This has gone way beyond a nightmare. Michael is killing me. The stress level that he generates and his constant negativity is very unhealthy. I can only imagine what he's doing to Linda, but if I say anything to him or about him, Linda takes his side and gets mad at me, even though I know that he is stressing her out horribly. Last night we were having a hard time changing the ostomy bag and as Michael got angrier he was yelling at Linda to stop moving around. I mean really nasty yelling. He claims to be a Christian and reads the Bible every night but when things get to that point he starts cursing God and calling Him an "a-hole" for putting us all through this. I tried to get him out of the room last night so I could just take over and do it and he stormed out and Linda immediately got mad at me and demanded that Michael come back in. Maybe I'm wrong and I'm the one being an a-hole. I don't think so but then do a-holes know that they are? Btw, Michael is an adult, he's not a kid though you would never know it. I'm not religious, I don't really believe in any Supreme Being, but I have actually thought about going to see a priest. I have no idea how that would help but I guess it couldn't hurt. While this is a great forum and I love the people here, having this as the ONLY place where I can really say this stuff, well, it's good but I would like to talk face to face with someone. I can't talk to my family as they already6 don't like Michael and never have. I am totally lost here, I have no idea how to deal with this. Thank you all for being here for me.
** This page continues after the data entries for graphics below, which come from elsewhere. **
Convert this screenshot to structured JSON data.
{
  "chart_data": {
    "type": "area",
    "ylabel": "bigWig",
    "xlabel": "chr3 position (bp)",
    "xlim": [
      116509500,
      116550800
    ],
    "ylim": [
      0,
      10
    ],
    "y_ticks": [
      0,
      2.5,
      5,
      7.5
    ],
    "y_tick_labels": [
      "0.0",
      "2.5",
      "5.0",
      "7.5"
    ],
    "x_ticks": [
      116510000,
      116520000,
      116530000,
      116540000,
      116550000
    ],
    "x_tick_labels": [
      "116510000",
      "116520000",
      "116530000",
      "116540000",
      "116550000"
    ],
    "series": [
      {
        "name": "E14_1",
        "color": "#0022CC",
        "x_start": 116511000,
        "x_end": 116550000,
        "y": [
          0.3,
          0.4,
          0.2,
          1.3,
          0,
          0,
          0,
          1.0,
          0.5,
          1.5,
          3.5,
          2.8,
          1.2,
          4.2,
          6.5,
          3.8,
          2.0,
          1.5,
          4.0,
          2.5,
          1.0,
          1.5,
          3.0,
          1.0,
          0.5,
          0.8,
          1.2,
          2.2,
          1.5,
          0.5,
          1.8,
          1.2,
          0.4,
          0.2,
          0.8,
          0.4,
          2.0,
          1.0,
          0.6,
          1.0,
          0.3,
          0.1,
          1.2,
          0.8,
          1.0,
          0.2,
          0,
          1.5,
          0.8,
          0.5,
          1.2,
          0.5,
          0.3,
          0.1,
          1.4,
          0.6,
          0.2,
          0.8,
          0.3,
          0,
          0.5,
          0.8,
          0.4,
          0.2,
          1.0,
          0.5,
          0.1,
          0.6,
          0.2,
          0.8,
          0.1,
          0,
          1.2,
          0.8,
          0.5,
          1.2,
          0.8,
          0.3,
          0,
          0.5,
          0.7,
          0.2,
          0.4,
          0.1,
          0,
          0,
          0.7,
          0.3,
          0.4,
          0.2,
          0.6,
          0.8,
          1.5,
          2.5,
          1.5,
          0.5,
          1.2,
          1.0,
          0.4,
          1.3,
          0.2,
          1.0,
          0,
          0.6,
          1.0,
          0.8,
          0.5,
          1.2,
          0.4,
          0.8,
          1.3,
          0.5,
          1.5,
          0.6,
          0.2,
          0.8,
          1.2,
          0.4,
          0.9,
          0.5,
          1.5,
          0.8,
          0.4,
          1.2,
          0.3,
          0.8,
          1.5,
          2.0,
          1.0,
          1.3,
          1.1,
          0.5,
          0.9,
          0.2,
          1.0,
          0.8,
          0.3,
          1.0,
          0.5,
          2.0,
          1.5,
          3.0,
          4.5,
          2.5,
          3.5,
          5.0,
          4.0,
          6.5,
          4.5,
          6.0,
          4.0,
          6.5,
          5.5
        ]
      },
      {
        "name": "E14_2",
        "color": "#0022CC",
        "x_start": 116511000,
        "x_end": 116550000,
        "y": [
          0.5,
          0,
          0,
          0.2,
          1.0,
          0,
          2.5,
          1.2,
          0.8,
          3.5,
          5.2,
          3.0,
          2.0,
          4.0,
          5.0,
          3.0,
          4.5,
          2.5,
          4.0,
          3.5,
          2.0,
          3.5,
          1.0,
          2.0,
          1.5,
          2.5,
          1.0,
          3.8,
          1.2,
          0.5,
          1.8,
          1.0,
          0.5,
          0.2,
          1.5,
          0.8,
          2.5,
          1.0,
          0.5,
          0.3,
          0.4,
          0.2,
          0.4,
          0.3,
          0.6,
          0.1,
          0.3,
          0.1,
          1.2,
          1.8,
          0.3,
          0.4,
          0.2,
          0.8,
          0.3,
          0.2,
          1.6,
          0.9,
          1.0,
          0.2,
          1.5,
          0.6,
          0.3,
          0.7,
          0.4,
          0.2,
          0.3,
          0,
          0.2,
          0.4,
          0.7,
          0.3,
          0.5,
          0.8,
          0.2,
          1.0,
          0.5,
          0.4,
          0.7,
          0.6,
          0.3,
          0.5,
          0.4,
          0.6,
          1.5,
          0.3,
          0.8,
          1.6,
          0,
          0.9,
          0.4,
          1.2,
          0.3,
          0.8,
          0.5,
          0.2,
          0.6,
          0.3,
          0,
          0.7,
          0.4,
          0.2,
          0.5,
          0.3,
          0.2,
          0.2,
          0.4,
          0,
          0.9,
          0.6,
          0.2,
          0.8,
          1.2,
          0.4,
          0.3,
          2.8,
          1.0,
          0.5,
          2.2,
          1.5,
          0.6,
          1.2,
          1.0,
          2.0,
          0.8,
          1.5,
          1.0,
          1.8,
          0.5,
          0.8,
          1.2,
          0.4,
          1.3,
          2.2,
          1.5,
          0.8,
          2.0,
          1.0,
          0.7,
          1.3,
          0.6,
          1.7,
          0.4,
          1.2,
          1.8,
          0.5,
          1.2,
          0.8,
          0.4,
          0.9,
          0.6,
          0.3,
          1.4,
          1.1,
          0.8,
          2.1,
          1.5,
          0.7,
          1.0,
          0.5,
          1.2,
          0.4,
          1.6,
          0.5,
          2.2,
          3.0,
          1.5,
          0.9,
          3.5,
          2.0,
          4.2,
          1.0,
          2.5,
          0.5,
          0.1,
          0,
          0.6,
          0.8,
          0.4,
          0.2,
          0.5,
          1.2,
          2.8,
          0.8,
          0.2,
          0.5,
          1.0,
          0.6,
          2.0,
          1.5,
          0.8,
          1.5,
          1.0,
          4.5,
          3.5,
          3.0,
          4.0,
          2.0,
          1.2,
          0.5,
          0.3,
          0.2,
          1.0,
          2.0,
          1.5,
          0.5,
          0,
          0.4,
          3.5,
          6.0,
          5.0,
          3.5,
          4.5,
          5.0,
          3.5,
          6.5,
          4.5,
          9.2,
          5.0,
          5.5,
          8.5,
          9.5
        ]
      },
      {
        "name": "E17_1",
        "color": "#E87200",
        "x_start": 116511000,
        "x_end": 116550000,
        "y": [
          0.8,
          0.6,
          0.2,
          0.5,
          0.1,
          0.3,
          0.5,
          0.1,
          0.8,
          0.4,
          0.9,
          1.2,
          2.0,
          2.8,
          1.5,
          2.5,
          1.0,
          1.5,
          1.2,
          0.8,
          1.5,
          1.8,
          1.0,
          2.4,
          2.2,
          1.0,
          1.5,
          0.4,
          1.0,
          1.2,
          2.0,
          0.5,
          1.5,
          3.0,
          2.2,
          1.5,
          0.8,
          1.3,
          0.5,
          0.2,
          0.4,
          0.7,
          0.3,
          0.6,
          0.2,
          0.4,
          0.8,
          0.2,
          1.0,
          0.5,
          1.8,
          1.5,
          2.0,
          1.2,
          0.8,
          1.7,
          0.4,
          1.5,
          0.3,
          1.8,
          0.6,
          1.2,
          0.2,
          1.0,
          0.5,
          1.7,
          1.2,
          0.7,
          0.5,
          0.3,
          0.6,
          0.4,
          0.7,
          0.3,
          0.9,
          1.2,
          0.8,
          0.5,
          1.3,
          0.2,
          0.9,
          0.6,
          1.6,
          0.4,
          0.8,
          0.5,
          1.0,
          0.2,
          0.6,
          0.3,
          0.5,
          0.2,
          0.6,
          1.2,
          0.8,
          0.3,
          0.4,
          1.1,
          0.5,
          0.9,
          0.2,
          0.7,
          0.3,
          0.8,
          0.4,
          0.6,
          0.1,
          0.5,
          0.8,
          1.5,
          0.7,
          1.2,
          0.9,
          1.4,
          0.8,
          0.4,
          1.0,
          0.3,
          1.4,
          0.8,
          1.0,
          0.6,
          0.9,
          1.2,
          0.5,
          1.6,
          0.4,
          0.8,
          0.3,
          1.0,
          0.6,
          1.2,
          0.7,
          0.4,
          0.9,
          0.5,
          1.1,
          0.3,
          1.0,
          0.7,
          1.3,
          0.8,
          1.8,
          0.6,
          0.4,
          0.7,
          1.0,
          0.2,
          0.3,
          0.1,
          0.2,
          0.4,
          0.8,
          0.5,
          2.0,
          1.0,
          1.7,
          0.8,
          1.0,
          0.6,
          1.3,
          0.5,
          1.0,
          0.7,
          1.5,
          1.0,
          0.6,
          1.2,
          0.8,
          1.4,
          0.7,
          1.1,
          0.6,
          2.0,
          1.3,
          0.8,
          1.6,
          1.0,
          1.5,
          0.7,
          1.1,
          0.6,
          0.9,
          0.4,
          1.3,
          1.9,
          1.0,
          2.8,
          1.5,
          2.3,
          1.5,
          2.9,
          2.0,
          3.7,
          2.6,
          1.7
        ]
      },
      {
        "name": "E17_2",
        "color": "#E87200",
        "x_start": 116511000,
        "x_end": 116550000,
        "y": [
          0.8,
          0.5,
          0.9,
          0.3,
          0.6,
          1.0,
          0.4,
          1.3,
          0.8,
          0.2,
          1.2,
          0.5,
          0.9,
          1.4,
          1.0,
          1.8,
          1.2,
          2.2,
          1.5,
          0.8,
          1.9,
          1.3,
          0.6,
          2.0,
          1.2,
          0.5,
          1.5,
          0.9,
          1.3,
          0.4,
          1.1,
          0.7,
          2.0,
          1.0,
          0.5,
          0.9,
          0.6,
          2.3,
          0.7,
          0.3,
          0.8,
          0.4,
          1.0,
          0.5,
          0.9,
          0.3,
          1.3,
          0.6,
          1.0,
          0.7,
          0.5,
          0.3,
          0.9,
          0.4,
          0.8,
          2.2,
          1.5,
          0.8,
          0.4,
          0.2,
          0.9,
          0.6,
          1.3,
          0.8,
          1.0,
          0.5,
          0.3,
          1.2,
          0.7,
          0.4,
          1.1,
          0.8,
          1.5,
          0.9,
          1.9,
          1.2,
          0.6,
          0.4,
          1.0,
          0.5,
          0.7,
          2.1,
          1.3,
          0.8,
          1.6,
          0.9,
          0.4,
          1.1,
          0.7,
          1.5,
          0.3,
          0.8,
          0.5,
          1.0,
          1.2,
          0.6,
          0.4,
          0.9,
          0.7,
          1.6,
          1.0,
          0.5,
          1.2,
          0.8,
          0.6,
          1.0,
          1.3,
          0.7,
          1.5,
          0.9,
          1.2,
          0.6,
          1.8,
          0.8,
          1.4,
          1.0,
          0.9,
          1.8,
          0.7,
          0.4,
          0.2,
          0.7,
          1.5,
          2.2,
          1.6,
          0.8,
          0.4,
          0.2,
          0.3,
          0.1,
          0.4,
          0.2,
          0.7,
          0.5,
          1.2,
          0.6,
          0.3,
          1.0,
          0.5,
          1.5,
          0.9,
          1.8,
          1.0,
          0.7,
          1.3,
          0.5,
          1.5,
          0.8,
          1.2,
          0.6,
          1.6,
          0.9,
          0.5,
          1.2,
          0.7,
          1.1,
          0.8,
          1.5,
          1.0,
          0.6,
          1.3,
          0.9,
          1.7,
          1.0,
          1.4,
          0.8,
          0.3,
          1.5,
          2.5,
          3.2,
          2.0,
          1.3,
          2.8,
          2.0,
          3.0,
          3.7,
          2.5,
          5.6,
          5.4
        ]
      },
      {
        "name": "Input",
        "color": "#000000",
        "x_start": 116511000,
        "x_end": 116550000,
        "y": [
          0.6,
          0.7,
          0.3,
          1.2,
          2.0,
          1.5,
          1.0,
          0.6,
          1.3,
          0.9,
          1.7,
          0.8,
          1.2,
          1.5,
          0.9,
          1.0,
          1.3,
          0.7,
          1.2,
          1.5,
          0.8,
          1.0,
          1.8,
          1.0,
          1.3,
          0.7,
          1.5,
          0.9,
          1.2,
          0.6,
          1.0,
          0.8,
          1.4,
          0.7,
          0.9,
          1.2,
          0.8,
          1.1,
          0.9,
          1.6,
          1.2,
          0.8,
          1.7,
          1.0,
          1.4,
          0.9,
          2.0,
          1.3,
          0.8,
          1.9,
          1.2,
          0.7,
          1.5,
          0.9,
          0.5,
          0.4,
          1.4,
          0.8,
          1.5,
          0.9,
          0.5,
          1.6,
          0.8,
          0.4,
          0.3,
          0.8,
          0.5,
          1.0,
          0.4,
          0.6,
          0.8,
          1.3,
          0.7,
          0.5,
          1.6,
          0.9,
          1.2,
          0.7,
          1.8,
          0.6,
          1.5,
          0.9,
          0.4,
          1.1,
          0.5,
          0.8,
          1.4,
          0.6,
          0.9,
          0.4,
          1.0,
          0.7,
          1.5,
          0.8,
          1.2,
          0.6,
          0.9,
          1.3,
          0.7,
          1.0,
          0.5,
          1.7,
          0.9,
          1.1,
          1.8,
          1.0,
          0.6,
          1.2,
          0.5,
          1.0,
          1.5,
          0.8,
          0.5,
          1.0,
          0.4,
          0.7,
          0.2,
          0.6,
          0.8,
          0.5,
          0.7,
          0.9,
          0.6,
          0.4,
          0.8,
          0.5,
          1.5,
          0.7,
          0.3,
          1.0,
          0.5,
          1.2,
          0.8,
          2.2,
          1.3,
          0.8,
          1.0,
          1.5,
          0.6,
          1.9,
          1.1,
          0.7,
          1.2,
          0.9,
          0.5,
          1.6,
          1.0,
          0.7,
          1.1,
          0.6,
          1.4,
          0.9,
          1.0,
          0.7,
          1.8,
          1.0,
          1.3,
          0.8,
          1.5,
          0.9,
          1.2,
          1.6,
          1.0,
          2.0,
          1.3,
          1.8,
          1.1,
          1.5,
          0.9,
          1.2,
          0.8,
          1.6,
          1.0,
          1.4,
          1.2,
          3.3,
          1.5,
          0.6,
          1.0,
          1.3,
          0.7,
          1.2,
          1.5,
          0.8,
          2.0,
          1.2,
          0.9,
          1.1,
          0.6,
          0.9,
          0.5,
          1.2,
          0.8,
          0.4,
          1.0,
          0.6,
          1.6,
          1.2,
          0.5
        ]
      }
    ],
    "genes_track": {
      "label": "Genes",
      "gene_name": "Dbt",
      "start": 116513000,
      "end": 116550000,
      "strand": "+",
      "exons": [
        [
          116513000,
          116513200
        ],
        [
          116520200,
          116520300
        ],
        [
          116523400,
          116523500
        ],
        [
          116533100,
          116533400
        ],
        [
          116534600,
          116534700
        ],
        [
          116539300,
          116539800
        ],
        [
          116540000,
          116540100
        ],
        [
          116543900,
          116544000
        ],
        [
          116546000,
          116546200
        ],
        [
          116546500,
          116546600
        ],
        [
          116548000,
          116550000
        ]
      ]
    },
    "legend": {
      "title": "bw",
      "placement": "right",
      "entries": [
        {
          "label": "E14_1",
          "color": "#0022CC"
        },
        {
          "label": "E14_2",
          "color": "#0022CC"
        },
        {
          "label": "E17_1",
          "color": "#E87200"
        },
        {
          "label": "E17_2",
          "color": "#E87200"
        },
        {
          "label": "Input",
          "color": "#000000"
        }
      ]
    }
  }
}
Last edited by Deejer47; 09-09-2013 11:54 AM.

David R. 65 yr old male non-smoker, light drinker, stage 3 or 4, depending on which doc you ask, scc rt. tonsil, 2 nodes, 7 weeks radiation and chemo. No surgery. Teatment ended 3/20/08. PET scan 8/08 showed no cancer.
And now, as of oct, 2010, caregiver to wife, Linda, with breast cancer.
May, 2013, Linda diagnosed with stage 3 ovarian cancer. Enuf already.